If you’re doing all of this from scratch you’re going to be reinventing all of the wheels those of us who are web developers have invented already, as well. Every web developer in the world has already set up Stripe payments for a client, set up a way for them to embed their own audio and videos in their website, and set up a user signup system for them to have people sign up for notifications and marketing alerts. It’s old hat, been done a million times by a million different people.

So I’m going to give everyone the tools out of the box to do what Patreon does, what Substack does, and what Vimeo does for Patreon all in one open source package, ready to deploy.

Caveat Emptor

To be honest, this will still require you to bring your own art and your own HTML templates.

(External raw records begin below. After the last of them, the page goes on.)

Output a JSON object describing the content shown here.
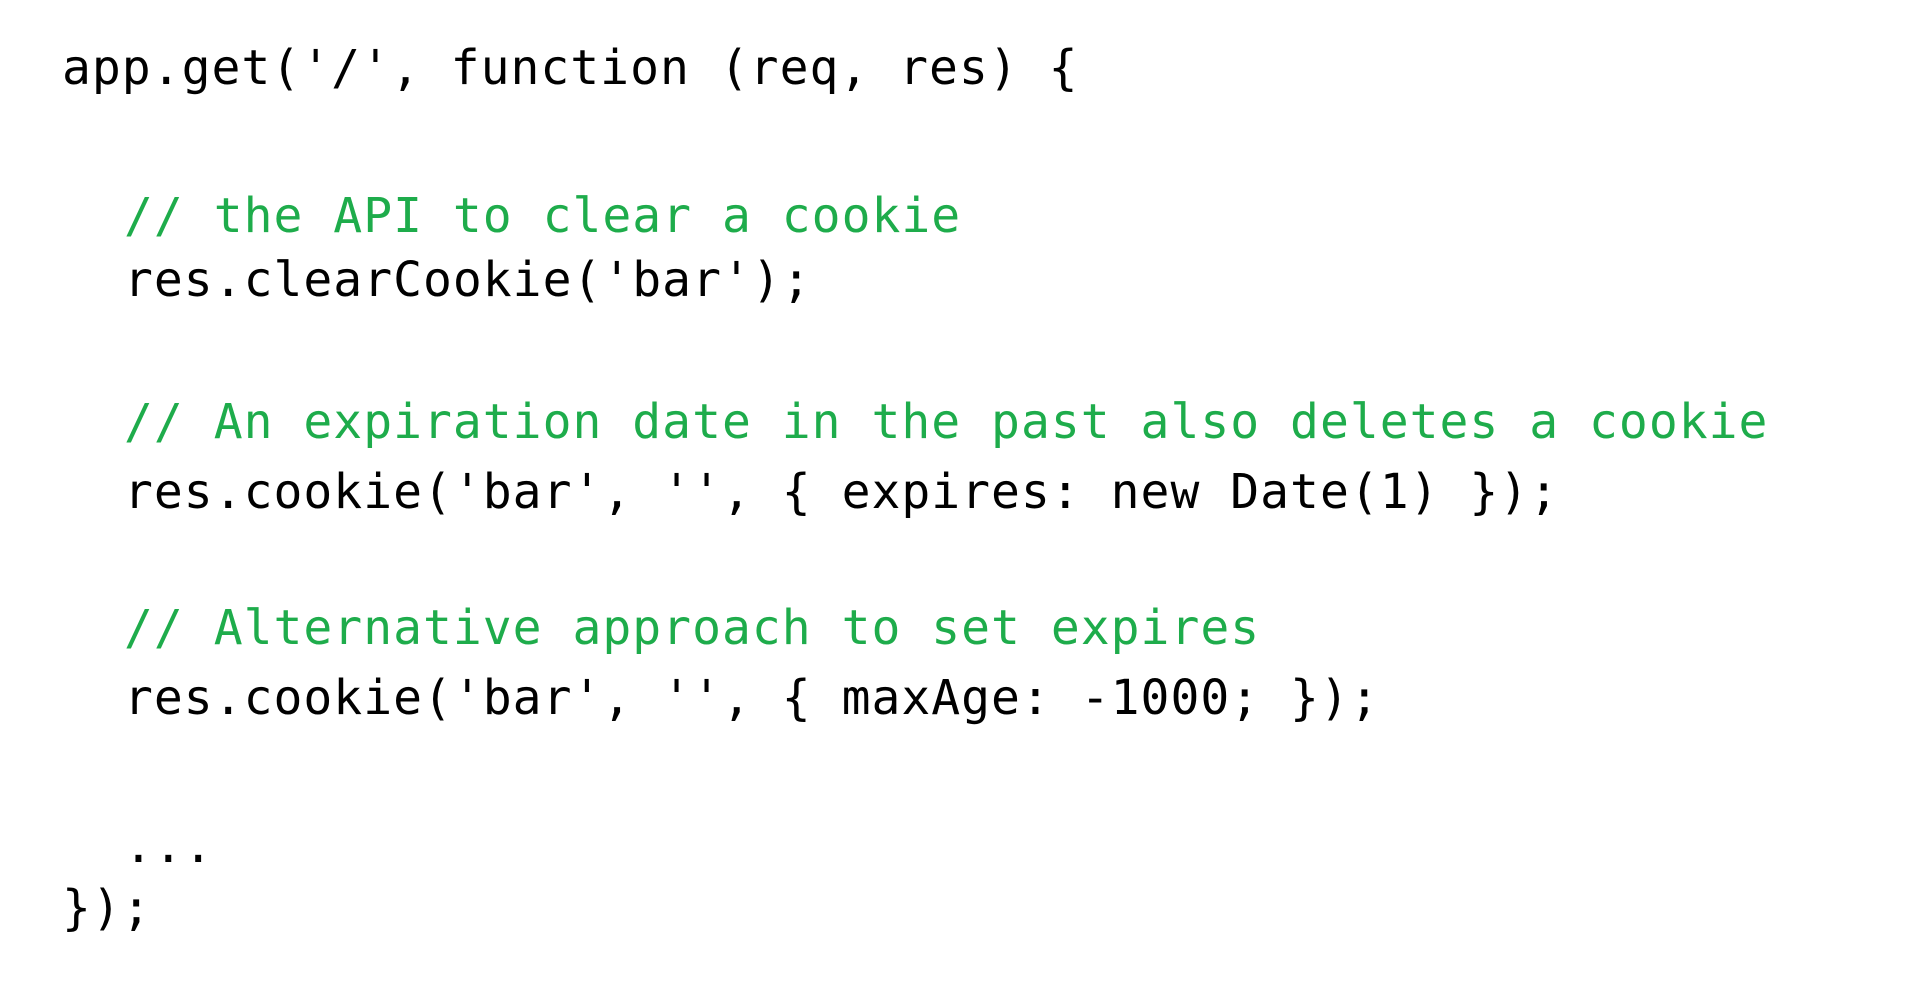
{
  "code": {
    "line1": "app.get('/', function (req, res) {",
    "comment1": "// the API to clear a cookie",
    "line2": "res.clearCookie('bar');",
    "comment2": "// An expiration date in the past also deletes a cookie",
    "line3": "res.cookie('bar', '', { expires: new Date(1) });",
    "comment3": "// Alternative approach to set expires",
    "line4": "res.cookie('bar', '', { maxAge: -1000; });",
    "ellipsis": "...",
    "closing": "});"
  },
  "colors": {
    "code_text": "#000000",
    "comment_text": "#1eac4b",
    "background": "#ffffff"
  }
}
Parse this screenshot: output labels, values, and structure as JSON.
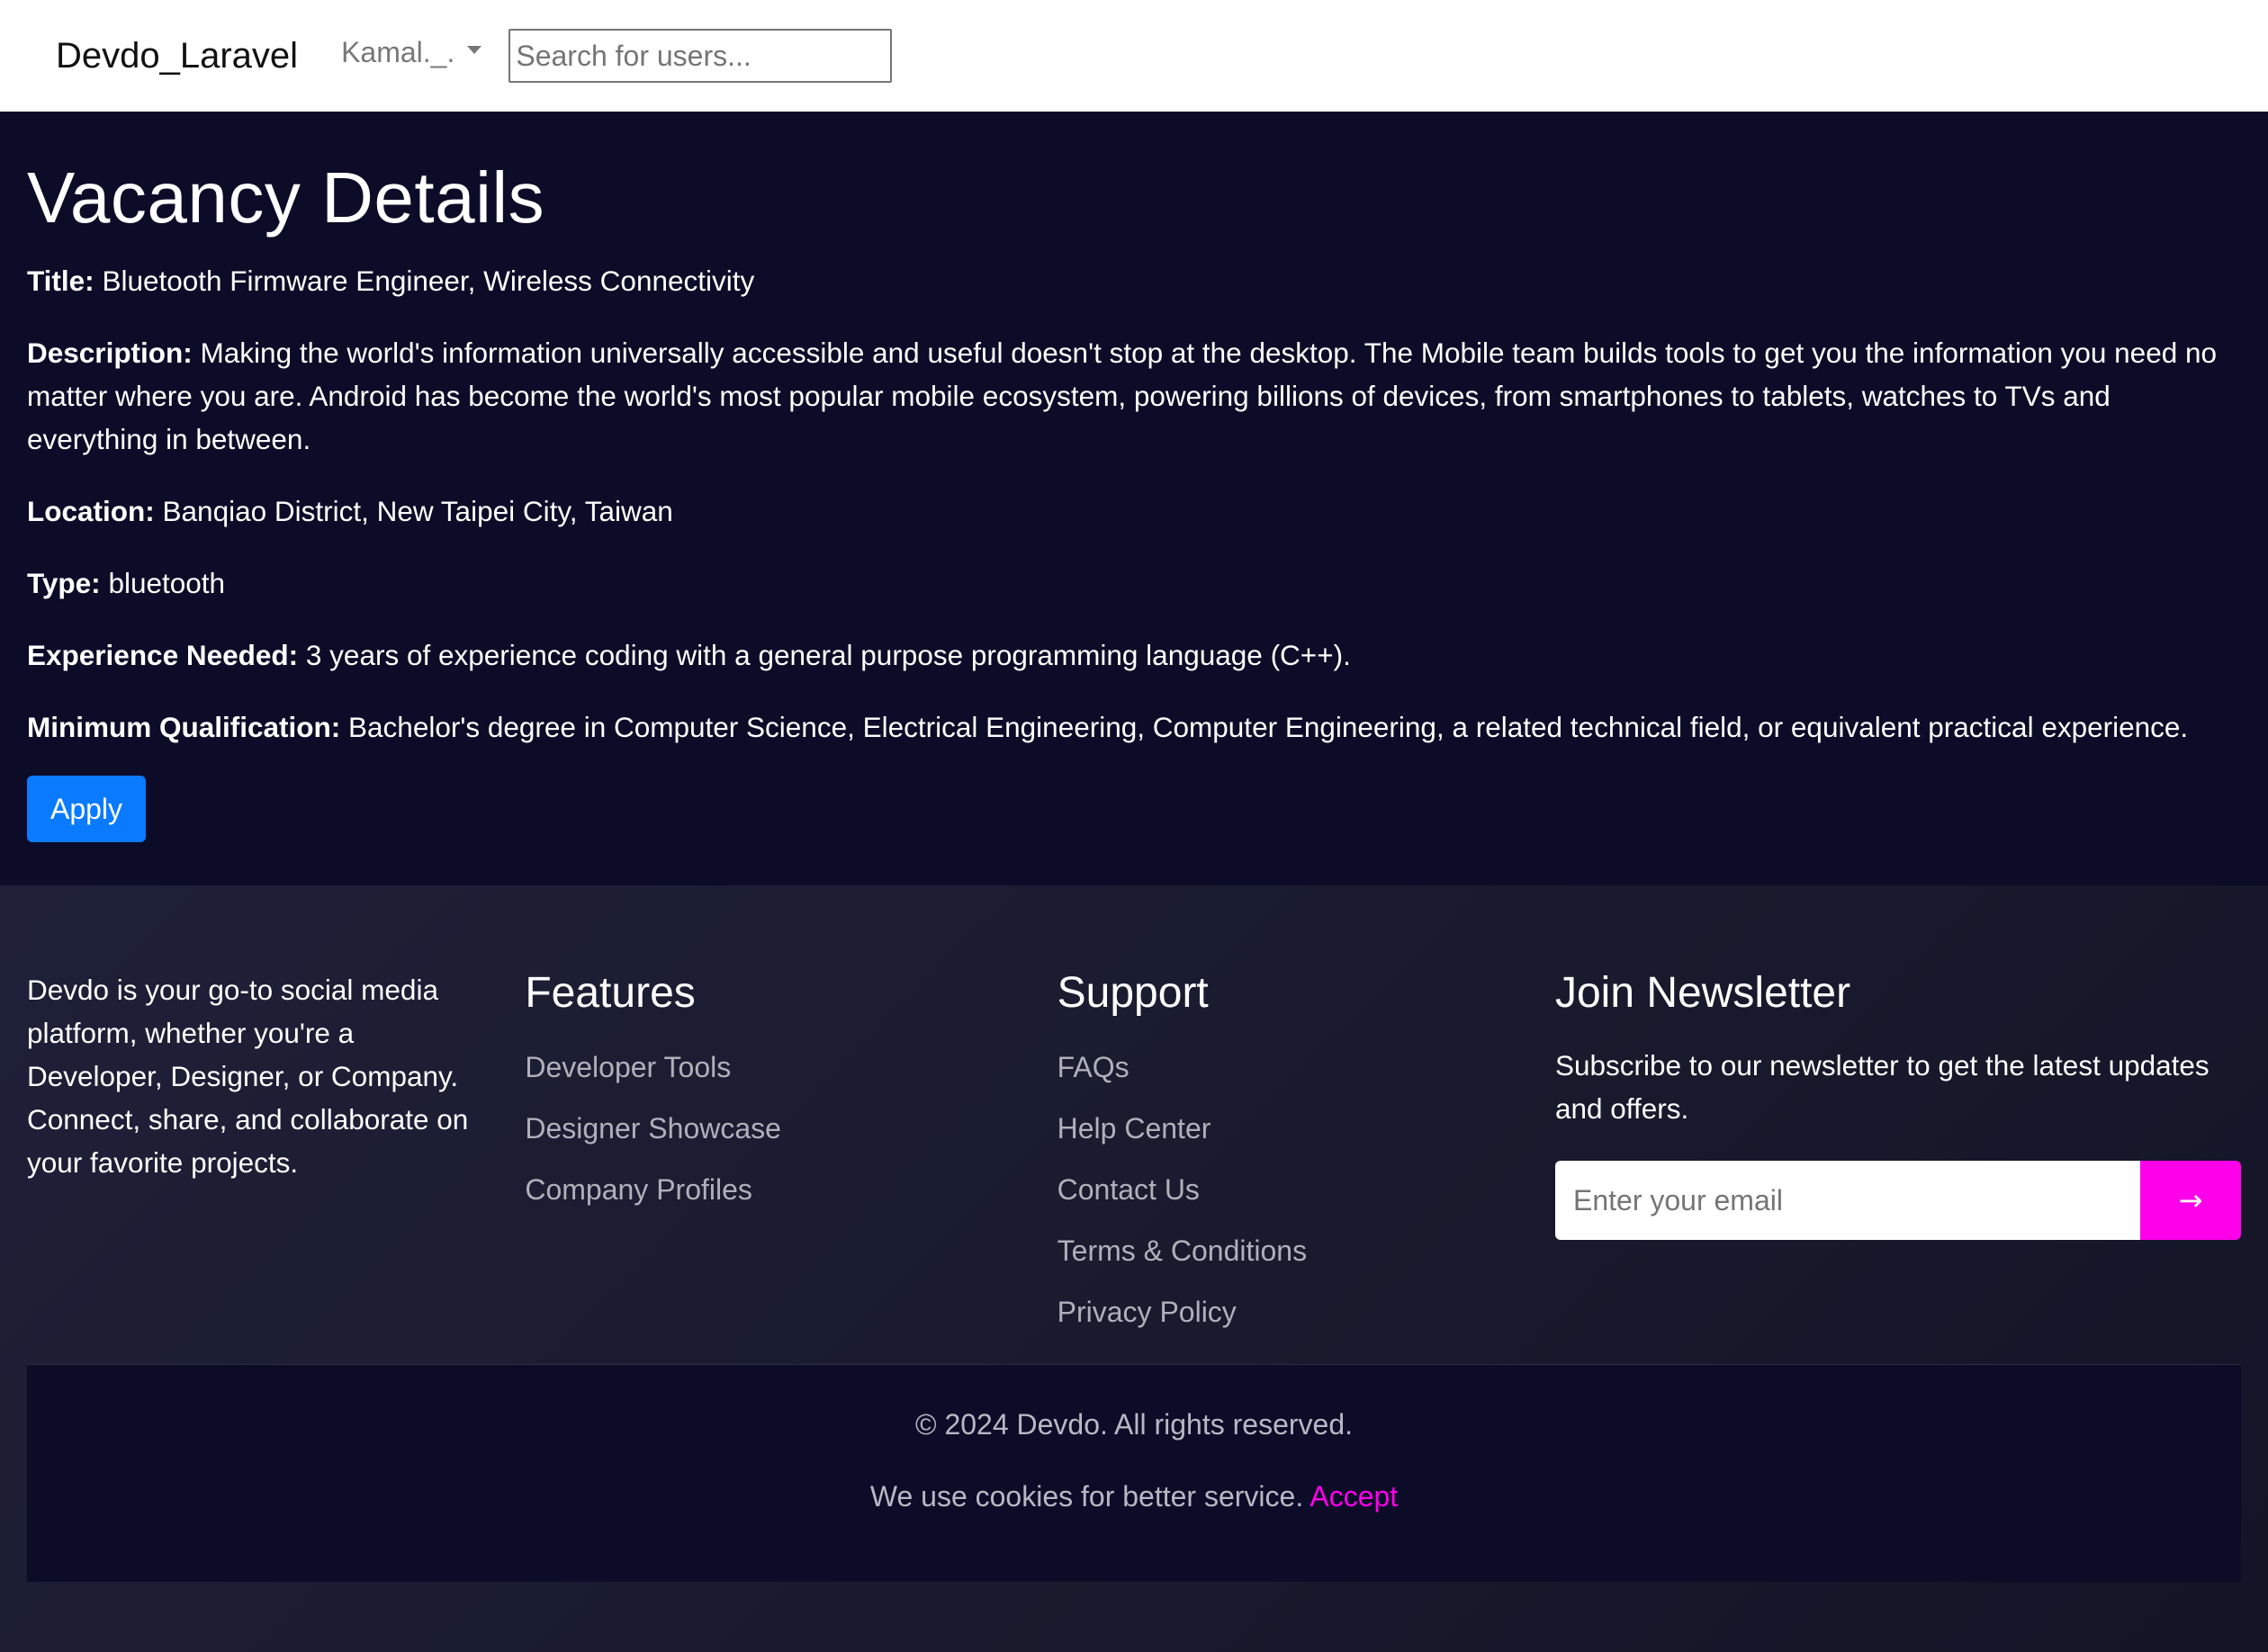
{
  "navbar": {
    "brand": "Devdo_Laravel",
    "user_menu_label": "Kamal._.",
    "search_placeholder": "Search for users..."
  },
  "vacancy": {
    "page_title": "Vacancy Details",
    "fields": [
      {
        "label": "Title:",
        "value": "Bluetooth Firmware Engineer, Wireless Connectivity"
      },
      {
        "label": "Description:",
        "value": "Making the world's information universally accessible and useful doesn't stop at the desktop. The Mobile team builds tools to get you the information you need no matter where you are. Android has become the world's most popular mobile ecosystem, powering billions of devices, from smartphones to tablets, watches to TVs and everything in between."
      },
      {
        "label": "Location:",
        "value": "Banqiao District, New Taipei City, Taiwan"
      },
      {
        "label": "Type:",
        "value": "bluetooth"
      },
      {
        "label": "Experience Needed:",
        "value": "3 years of experience coding with a general purpose programming language (C++)."
      },
      {
        "label": "Minimum Qualification:",
        "value": "Bachelor's degree in Computer Science, Electrical Engineering, Computer Engineering, a related technical field, or equivalent practical experience."
      }
    ],
    "apply_label": "Apply"
  },
  "footer": {
    "about": "Devdo is your go-to social media platform, whether you're a Developer, Designer, or Company. Connect, share, and collaborate on your favorite projects.",
    "features": {
      "heading": "Features",
      "links": [
        "Developer Tools",
        "Designer Showcase",
        "Company Profiles"
      ]
    },
    "support": {
      "heading": "Support",
      "links": [
        "FAQs",
        "Help Center",
        "Contact Us",
        "Terms & Conditions",
        "Privacy Policy"
      ]
    },
    "newsletter": {
      "heading": "Join Newsletter",
      "text": "Subscribe to our newsletter to get the latest updates and offers.",
      "email_placeholder": "Enter your email",
      "submit_glyph": "→"
    },
    "copyright": "© 2024 Devdo. All rights reserved.",
    "cookie_text": "We use cookies for better service.",
    "cookie_accept": "Accept"
  },
  "colors": {
    "main_bg": "#0c0c28",
    "footer_bg": "#1b1c30",
    "apply_button": "#0a7bff",
    "accent_magenta": "#ff00ea"
  },
  "icons": {
    "user_menu": "caret-down-icon",
    "newsletter_submit": "arrow-right-icon"
  }
}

If you want Wix / Squarespace then they can, in fact, point and click you a website. But I presume if you’ve read this far you have already figured out that you can’t be a subscriber-based audio / video production company on Wix.

It will require you to sign up for your own hosting provider and own your own domain name. You’ll also have to sign up for an email relaying service so that your users get their invoices and signup confirmations.

You’ll also have to do the deployment, but that can be simplified to automated Ansible scripts and guides that can be copied and pasted from. After all, those of us who were working at dotcoms in 1999 learned this way too, so yes you can do it, it’s not that hard.

What is impossible, is pointing and clicking your way to being a professional artist via “platforms as a service” without the precarity of owing that platform your subjugation in exchange for your livelihood. As long as your users are theirs and your payment processing account is theirs, they own you.

I plan to release my code on Wednesday of this week. All you’ll need is a Stripe account, an email account, a web hosting account, and a domain name. Then you can be… well… not completely free but a lot more free than you were when you got a surprise $8,000.00 threat to delete your content from Patreon and Vimeo.